Dans son volume du PISA 2015 consacré à cette question, l’Organisation de coopération et de développement économiques (OCDE) rappelle qu’en éducation, l’équité signifie qu’un système éducatif fournit les mêmes chances d’apprendre à tous les élèves : « Par équité, on n’entend pas l’obtention des mêmes résultats éducatifs par tous les élèves, mais plutôt l’absence de lien entre les différences de résultats entre les élèves et le milieu dont ils sont issus ou les facteurs économiques et sociaux sur lesquels ils ne peuvent exercer aucun contrôle. » On peut donc dire qu’équité est synonyme de justice ou encore d’égalité des chances.
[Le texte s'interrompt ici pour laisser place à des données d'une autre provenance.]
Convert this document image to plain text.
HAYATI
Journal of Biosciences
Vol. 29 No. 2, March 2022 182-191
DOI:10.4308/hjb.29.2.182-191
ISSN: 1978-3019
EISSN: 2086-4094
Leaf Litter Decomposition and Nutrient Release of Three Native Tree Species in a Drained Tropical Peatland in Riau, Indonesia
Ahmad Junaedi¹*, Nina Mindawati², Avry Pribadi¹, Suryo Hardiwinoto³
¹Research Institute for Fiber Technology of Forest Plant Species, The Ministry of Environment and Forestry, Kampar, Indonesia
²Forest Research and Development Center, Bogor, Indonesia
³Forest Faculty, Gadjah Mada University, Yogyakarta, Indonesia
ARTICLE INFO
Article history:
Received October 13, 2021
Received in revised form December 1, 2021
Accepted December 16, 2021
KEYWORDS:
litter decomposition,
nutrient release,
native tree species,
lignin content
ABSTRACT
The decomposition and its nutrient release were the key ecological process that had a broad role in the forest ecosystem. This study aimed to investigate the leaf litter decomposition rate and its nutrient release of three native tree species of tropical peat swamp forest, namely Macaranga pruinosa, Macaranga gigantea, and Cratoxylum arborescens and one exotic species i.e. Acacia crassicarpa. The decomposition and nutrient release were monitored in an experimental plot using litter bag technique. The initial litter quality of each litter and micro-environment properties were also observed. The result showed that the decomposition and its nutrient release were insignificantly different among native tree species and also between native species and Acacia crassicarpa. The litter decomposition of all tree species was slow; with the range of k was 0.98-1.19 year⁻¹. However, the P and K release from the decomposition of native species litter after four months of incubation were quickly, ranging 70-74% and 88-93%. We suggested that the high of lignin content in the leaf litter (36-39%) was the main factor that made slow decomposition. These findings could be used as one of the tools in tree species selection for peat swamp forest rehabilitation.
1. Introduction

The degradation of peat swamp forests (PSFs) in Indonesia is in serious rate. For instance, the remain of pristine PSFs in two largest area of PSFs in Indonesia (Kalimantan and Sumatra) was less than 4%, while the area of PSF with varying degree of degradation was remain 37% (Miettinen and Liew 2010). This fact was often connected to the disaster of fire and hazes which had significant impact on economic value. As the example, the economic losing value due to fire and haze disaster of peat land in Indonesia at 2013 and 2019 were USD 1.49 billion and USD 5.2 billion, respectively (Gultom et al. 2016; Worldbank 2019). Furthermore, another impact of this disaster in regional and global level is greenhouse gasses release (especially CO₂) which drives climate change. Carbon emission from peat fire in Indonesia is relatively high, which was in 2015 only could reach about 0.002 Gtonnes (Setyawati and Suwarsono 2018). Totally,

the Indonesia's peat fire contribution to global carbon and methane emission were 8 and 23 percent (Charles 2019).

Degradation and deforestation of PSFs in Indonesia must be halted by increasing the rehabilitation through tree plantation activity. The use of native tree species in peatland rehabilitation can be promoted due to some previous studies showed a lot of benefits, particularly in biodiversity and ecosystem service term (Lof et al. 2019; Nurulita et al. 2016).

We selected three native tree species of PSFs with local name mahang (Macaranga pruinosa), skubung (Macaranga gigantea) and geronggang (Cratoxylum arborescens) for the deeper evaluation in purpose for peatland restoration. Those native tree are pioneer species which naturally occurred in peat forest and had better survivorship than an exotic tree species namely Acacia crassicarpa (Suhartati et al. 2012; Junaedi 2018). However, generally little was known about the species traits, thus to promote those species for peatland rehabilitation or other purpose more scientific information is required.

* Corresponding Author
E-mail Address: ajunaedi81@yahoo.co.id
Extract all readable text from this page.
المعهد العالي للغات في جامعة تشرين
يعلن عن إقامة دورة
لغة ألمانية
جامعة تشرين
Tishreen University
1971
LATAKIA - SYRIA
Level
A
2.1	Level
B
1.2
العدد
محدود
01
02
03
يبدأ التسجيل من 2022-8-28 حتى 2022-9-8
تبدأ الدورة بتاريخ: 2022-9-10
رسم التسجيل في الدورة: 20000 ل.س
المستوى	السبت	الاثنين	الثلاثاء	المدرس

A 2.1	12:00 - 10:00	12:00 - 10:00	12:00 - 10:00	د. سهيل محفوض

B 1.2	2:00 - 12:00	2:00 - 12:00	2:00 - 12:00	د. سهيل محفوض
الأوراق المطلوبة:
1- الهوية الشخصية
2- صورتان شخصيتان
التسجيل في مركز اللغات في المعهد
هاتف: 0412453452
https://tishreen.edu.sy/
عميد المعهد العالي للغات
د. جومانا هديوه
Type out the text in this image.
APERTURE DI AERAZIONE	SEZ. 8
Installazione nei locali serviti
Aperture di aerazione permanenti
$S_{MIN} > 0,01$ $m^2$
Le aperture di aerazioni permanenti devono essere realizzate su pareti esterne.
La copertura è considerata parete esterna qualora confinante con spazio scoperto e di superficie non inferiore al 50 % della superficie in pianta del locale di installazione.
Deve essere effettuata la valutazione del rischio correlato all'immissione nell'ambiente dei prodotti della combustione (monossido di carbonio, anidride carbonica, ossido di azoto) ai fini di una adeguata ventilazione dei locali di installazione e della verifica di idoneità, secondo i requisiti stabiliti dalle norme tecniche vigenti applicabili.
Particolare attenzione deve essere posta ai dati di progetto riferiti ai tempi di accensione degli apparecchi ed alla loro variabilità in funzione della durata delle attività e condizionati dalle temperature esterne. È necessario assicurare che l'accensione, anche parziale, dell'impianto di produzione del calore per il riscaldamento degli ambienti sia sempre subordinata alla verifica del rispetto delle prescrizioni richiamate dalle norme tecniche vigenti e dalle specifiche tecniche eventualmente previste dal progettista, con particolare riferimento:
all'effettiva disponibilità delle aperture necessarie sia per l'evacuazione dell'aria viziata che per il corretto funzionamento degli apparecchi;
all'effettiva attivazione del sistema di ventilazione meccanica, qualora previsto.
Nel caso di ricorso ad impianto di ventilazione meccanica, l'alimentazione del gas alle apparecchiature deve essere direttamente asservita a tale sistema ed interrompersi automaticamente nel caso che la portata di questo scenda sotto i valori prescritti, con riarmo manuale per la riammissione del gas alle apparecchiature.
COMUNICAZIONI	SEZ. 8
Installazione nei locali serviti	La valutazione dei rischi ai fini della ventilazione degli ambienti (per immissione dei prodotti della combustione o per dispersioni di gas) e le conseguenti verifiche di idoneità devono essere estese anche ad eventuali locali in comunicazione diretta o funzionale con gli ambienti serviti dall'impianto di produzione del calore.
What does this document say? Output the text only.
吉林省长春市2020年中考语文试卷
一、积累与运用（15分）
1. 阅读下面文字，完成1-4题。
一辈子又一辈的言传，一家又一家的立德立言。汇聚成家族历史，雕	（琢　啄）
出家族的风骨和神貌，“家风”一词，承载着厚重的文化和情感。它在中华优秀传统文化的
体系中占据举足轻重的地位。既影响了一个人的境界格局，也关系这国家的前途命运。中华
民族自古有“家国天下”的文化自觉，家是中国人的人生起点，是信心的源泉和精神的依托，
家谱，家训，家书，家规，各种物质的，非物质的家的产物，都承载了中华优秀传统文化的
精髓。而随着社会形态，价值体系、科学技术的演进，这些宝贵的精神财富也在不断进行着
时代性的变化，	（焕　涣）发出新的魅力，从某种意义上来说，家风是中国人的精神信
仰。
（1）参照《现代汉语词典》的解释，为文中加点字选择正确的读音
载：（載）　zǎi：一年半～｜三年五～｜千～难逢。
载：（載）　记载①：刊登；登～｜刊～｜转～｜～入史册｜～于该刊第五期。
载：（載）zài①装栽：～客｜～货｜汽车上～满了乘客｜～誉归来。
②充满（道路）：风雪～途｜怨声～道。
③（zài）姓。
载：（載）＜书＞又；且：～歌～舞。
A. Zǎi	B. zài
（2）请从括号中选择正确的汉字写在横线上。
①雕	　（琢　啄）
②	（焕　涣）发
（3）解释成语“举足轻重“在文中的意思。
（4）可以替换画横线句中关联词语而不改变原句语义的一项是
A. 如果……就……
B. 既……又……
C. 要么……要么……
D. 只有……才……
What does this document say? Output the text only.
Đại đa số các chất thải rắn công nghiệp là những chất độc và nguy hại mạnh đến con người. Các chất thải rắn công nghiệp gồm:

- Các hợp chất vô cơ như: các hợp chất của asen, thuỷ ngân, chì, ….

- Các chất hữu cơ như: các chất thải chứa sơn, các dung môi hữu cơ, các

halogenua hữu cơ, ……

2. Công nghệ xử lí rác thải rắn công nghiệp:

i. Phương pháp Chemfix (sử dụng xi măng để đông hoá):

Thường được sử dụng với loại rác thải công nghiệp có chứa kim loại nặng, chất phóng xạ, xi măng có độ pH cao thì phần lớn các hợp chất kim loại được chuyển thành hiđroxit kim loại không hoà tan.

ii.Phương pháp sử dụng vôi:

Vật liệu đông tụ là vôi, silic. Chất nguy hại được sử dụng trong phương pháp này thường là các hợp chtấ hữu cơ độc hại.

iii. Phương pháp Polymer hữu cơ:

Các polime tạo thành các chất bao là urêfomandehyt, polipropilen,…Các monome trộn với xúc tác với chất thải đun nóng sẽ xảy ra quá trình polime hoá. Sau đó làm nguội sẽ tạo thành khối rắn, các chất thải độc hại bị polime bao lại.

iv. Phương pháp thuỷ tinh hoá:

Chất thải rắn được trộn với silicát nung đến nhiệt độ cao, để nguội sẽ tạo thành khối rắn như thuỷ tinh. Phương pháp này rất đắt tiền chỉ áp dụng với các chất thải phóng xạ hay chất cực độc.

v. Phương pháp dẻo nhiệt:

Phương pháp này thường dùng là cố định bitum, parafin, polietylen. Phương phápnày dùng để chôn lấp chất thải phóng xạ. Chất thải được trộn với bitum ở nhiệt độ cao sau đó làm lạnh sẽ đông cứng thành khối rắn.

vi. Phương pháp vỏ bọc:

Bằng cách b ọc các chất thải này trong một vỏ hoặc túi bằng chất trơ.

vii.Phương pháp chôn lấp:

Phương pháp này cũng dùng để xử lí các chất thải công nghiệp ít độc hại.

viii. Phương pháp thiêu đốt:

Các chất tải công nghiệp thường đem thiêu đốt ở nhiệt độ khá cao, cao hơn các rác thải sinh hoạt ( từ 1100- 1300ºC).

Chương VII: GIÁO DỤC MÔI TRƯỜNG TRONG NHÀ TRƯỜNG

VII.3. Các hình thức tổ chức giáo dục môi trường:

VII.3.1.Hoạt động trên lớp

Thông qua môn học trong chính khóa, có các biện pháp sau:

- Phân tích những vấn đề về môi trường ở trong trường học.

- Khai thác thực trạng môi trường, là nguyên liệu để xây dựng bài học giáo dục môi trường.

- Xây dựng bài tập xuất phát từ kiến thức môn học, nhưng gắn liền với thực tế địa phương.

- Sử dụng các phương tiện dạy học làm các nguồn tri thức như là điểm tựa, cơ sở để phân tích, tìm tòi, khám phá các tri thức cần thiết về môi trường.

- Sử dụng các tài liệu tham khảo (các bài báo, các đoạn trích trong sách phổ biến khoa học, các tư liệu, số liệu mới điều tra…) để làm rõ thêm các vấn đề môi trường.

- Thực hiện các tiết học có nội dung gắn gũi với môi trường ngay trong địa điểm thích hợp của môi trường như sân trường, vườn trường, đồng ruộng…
Les chiffres de notre rapport montraient que pour quatre indicateurs d’équité, le Québec se classait dernier au pays. Sauf que nous n’avons pas tenu compte de l’écart-type, c’est-à-dire la marge d’erreur des résultats, pour les interpréter. Cette marge est relativement petite sur le plan national, mais peut prendre de l’importance lorsqu’on arrive sur le plan provincial. En appliquant cette marge d’erreur, on constate que pour plusieurs des indicateurs, les chiffres ne sont plus statistiquement significatifs. Cela ne change pas les résultats en tant que tels, mais cela change la validité scientifique liée à l’interprétation de ces résultats. On ne peut pas dire hors de tout doute raisonnable que, par exemple, le Québec est dernier au pays pour tel indicateur. Toutefois, il existe un indicateur (sur les quatre) pour lequel des provinces ont des résultats statistiquement significatifs. Il s’agit de l’écart de performance des élèves défavorisés selon qu’ils fréquentent une école favorisée ou défavorisée. Cet indicateur, appelé le « double désavantage » par PISA, est crucial, étant en prise directe avec le niveau de ségrégation scolaire des systèmes éducatifs. Le rapport initial montrait le Québec dernier sur sept provinces (le Nouveau-Brunswick, la Nouvelle-Écosse et l’Île-du-Prince-Édouard ne faisaient pas partie du portrait puisqu’elles comptaient trop peu d’observations pour être fiables). En tenant compte de la marge d’erreur, on peut dire que le Québec a des résultats inférieurs de façon statistiquement significative à quatre provinces canadiennes (Alberta, Manitoba, Terre-Neuve-et-Labrador et Saskatchewan).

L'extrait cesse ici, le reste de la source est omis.